Tuesday, August 21, 2012

RSG007's review of Sony Glasses

G'day Everyone.

My good friend and fellow blogger made a wonderful review of the SONY Caption Glasses that he wore while attending a movie theater in the DC metro area. So, here's the review: RGS007's review of SONY Glasses.

Sadly to say, in my opinion, the movie makers are trying to appease the hearing public by removing the open captions for the deaf people. To deny deaf people of open captions and putting them in the SONY glasses is like trying to force the deaf people to go mainstream with the hearing community. But you know what? There are better ways to go about doing this. Yes, the SONY glasses have room for improvement. But should only be used for towns and cities with a small deaf community there. But in large metro cities? It would be much better if theaters used open captions.
The SONY glasses wouldn't work well with people who need glasses to read and see.
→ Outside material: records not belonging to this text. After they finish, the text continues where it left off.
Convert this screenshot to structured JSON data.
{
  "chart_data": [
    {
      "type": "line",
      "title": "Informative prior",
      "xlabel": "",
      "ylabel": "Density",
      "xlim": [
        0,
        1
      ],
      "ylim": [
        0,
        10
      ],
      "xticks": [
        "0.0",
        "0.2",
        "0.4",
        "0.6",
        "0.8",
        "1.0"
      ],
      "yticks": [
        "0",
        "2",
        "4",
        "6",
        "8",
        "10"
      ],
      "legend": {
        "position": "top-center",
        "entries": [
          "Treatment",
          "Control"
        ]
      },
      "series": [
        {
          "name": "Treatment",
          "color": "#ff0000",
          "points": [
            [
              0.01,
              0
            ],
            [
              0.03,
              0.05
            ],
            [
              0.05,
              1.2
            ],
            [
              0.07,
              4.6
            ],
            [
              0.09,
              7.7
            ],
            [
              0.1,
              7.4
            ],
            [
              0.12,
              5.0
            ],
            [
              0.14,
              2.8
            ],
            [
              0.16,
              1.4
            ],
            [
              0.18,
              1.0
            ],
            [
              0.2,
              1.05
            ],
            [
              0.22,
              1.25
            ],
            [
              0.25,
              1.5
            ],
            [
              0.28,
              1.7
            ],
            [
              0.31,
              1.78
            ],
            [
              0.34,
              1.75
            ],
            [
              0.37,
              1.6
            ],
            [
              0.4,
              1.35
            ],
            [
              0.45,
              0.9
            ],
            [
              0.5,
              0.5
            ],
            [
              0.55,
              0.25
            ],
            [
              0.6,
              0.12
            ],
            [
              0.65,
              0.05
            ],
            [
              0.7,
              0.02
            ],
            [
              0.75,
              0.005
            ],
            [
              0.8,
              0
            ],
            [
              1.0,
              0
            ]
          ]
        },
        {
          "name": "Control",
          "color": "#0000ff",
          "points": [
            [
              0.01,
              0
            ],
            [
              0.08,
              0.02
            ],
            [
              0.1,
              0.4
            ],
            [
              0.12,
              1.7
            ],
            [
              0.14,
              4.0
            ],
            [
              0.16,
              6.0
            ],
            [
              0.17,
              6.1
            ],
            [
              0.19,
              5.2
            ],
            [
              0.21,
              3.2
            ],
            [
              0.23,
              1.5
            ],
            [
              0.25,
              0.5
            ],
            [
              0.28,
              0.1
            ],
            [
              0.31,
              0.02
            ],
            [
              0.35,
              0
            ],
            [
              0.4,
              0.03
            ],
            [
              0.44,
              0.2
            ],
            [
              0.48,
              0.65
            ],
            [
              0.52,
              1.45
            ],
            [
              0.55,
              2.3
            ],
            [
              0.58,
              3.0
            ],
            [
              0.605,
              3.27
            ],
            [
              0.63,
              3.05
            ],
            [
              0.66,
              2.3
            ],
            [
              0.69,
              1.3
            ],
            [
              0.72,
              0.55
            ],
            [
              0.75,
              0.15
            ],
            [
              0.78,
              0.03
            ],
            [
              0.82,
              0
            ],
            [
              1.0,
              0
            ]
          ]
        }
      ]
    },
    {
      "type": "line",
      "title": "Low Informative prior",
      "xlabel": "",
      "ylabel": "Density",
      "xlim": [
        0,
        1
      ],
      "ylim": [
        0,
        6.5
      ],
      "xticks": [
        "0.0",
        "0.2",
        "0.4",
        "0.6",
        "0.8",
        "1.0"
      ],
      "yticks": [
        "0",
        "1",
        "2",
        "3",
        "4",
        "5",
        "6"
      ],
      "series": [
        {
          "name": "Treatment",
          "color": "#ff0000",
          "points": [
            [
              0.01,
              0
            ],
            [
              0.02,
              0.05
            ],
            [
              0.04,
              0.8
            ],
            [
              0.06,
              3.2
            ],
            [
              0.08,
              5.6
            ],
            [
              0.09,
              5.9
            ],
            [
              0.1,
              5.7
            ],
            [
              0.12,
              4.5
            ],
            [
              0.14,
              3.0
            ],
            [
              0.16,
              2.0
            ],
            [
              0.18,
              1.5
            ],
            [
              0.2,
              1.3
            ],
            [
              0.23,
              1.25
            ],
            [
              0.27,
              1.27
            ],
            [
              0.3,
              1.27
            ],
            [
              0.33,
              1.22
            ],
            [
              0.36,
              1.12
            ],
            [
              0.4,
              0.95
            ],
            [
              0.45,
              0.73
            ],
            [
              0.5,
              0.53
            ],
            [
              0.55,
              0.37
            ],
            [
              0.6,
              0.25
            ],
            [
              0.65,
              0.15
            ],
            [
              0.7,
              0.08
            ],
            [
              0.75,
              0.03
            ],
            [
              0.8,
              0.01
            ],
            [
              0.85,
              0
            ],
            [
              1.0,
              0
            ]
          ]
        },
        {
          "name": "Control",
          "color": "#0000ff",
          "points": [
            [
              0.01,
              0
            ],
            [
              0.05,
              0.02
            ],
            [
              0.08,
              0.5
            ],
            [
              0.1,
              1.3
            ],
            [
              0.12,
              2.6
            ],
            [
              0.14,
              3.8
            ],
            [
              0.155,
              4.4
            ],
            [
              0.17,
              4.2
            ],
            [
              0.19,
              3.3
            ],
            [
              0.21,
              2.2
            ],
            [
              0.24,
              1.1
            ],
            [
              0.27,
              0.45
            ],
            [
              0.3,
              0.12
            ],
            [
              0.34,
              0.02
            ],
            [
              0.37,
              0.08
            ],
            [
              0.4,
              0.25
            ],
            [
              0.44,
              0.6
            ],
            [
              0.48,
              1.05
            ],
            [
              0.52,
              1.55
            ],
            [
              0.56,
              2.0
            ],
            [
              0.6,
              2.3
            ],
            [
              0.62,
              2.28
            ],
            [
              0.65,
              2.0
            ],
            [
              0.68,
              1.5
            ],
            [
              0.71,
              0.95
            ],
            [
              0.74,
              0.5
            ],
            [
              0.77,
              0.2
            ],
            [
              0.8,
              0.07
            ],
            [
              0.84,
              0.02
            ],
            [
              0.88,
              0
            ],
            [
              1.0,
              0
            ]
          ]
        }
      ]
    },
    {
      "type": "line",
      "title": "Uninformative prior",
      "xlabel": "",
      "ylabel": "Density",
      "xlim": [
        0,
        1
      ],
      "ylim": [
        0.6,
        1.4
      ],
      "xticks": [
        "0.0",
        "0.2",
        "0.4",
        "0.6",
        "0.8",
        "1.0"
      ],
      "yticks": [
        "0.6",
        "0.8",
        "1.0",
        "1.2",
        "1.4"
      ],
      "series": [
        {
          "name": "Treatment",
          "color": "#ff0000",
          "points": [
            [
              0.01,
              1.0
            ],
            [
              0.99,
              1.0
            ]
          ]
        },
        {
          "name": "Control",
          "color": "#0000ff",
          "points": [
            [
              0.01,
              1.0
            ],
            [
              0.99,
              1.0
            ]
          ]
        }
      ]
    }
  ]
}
Some cities and towns and theaters have a good relationship with their deaf community. Some do not.
But if the fate of open captions has been determined to put them in SONY Glasses, movie theaters should think again before it's too late.

Most of the deaf consumers that I know would rather wait 6 months to a year for the movies to come out on DVD and then watch it on their DVD players with subtitles or captions.

But the hearing community should have more respect for the deaf community. If they don't, then we got problems. Who's going to solve them? Right now, the hearing community should make a compromise. Let the theaters have open captions or change movies to have closed captions right on them for the deaf community.

I just hope SONY makes good changes to the glasses and movie theaters work better with the deaf community as well.

1 comment:

Unknown said...

The Sony Access Glasses would be very useful for people with hearing loss in the UK. Although most cinemas now have facilities to screen the latest films with English-language subtitles & audio description for people with hearing or sight loss, there are only around 1,000 subtitled shows every week around the UK. That may sound a lot but it’s only around 1% of cinema shows. In the UK, subtitles are on the cinema screen, for all to see, so require separate screenings.

Subtitle glasses would increase the choice of subtitled films and shows tenfold. People would very much appreciate such a service from cinemas. Take a look at this page of feedback from the cinema-going public: http://www.yourlocalcinema.com/quote.html

Film distributors ensure that most popular cinema releases are routinely subtitled in many European languages, as well as captioned and audio described. Large-capacity DCP hard drives can easily accommodate a digital film and multi-language text/audio tracks.

A multi-language/caption/narration solution like the glasses would enable under-served, untapped audiences Europe-wide to enjoy the cinema experience. Not only people whose first language is not the local language, but also people with hearing or sight loss.

The potential reach is huge. Hundreds of thousands of Europeans would benefit from experiencing films in a variety of languages. And of course people with hearing or sight loss would benefit immensely. Each year tens of thousands of children are born across Europe with significant hearing loss. Every day thousands start to lose their sight. Millions, including more than a hundred thousand children, have significant hearing or sight loss.

With ageing, loss of some hearing or sight is inevitable. Access to film via captions/subtitles and audio description/narration is something that we may all appreciate eventually.